Иван медленно опустил фонарь. Не дыша вытер о штаны мокрую от пота правую руку. Поудобнее перехватил оружие и на цыпочках, насколько позволяли толстые рифленые подошвы, двинулся вперед. Перескочив через турникет, он нечаянно задел дешевенький коммуникатор, оставленный на лотке охранника. Коммуникатор соскользнул с гладкой металлической поверхности. Иван моментально представил, как твари, висящие под потолком, просыпаются от грохота упавшего гаджета, и в ужасе застыл. Коммуникатор скатился к краю и скользнул было на пол… Иван оказался проворнее сил притяжения и успел поймать никчемную штуковину возле самого пола. Снова замер, прислушался и, убедившись, что вокруг по-прежнему тихо, вернул коммуникатор на место. Пройдя несколько шагов, остановился и, поразмыслив, вернулся обратно. Стараясь не шуметь, достал несколько увесистых объектных мин, прикрепил их на лоток, на турникет и на рамку металлоискателя. Так-то будет поспокойнее.

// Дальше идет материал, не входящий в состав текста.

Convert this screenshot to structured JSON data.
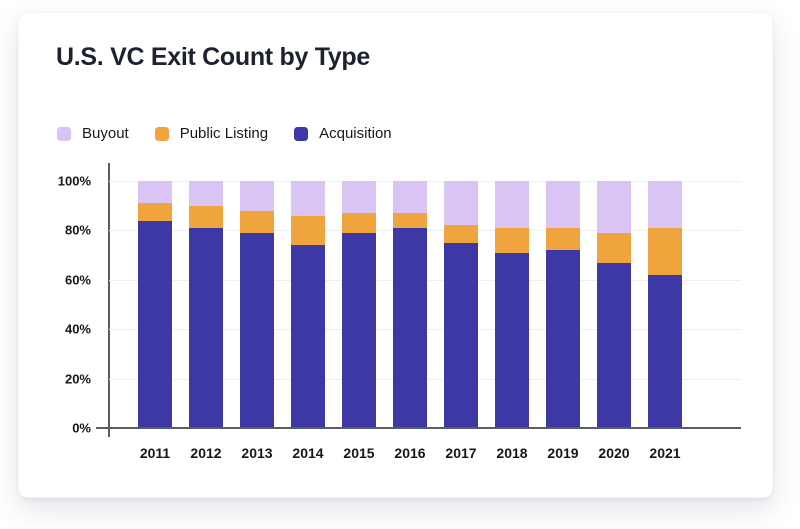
{
  "chart": {
    "title": "U.S. VC Exit Count by Type"
  },
  "legend": [
    {
      "label": "Buyout",
      "color": "#D9C4F4"
    },
    {
      "label": "Public Listing",
      "color": "#F0A43E"
    },
    {
      "label": "Acquisition",
      "color": "#3E37A6"
    }
  ],
  "colors": {
    "acquisition": "#3E37A6",
    "public_listing": "#F0A43E",
    "buyout": "#D9C4F4",
    "axis": "#5c5d64",
    "gridline": "#efeef4",
    "title_text": "#1d2130",
    "label_text": "#15161d"
  },
  "chart_data": {
    "type": "bar",
    "stacked": true,
    "unit": "percent_of_total",
    "title": "U.S. VC Exit Count by Type",
    "categories": [
      "2011",
      "2012",
      "2013",
      "2014",
      "2015",
      "2016",
      "2017",
      "2018",
      "2019",
      "2020",
      "2021"
    ],
    "series": [
      {
        "name": "Acquisition",
        "color": "#3E37A6",
        "values": [
          84,
          81,
          79,
          74,
          79,
          81,
          75,
          71,
          72,
          67,
          62
        ]
      },
      {
        "name": "Public Listing",
        "color": "#F0A43E",
        "values": [
          7,
          9,
          9,
          12,
          8,
          6,
          7,
          10,
          9,
          12,
          19
        ]
      },
      {
        "name": "Buyout",
        "color": "#D9C4F4",
        "values": [
          9,
          10,
          12,
          14,
          13,
          13,
          18,
          19,
          19,
          21,
          19
        ]
      }
    ],
    "xlabel": "",
    "ylabel": "",
    "ylim": [
      0,
      100
    ],
    "yticks": [
      {
        "value": 0,
        "label": "0%"
      },
      {
        "value": 20,
        "label": "20%"
      },
      {
        "value": 40,
        "label": "40%"
      },
      {
        "value": 60,
        "label": "60%"
      },
      {
        "value": 80,
        "label": "80%"
      },
      {
        "value": 100,
        "label": "100%"
      }
    ],
    "grid": true,
    "legend_position": "top-left"
  }
}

Вздохнул с облегчением Иван только тогда, когда выбрался на запасную лестницу. Услышал ли он или ему только показалось, что позади него в темноте раздается шипение?
Проверять Иван не стал. Подумав, он подпер брошенной шваброй двери и подошел к грузовому лифту. Машинально нажал на кнопку и с удивлением услышал шум работающего механизма. В небоскребе было электричество! Лифт спустился, створки бесшумно разъехались. Ярко освещенная кабина показалась Ивану капканом, ловушкой, которая немедленно захлопнется, едва жертва переступит через порог, но выбора не было. Его в любом случае ждали, а значит, у врага было время подготовиться.
Иван пожал плечами. Если Хурмаге нужна только его жизнь, он убил бы Ивана еще тогда, на крыше. Нет, Хурмаге нужна была его душа. Его страх, его унижение, его поклонение. Без этого Хурмага не мог существовать, это было смыслом и целью его существования.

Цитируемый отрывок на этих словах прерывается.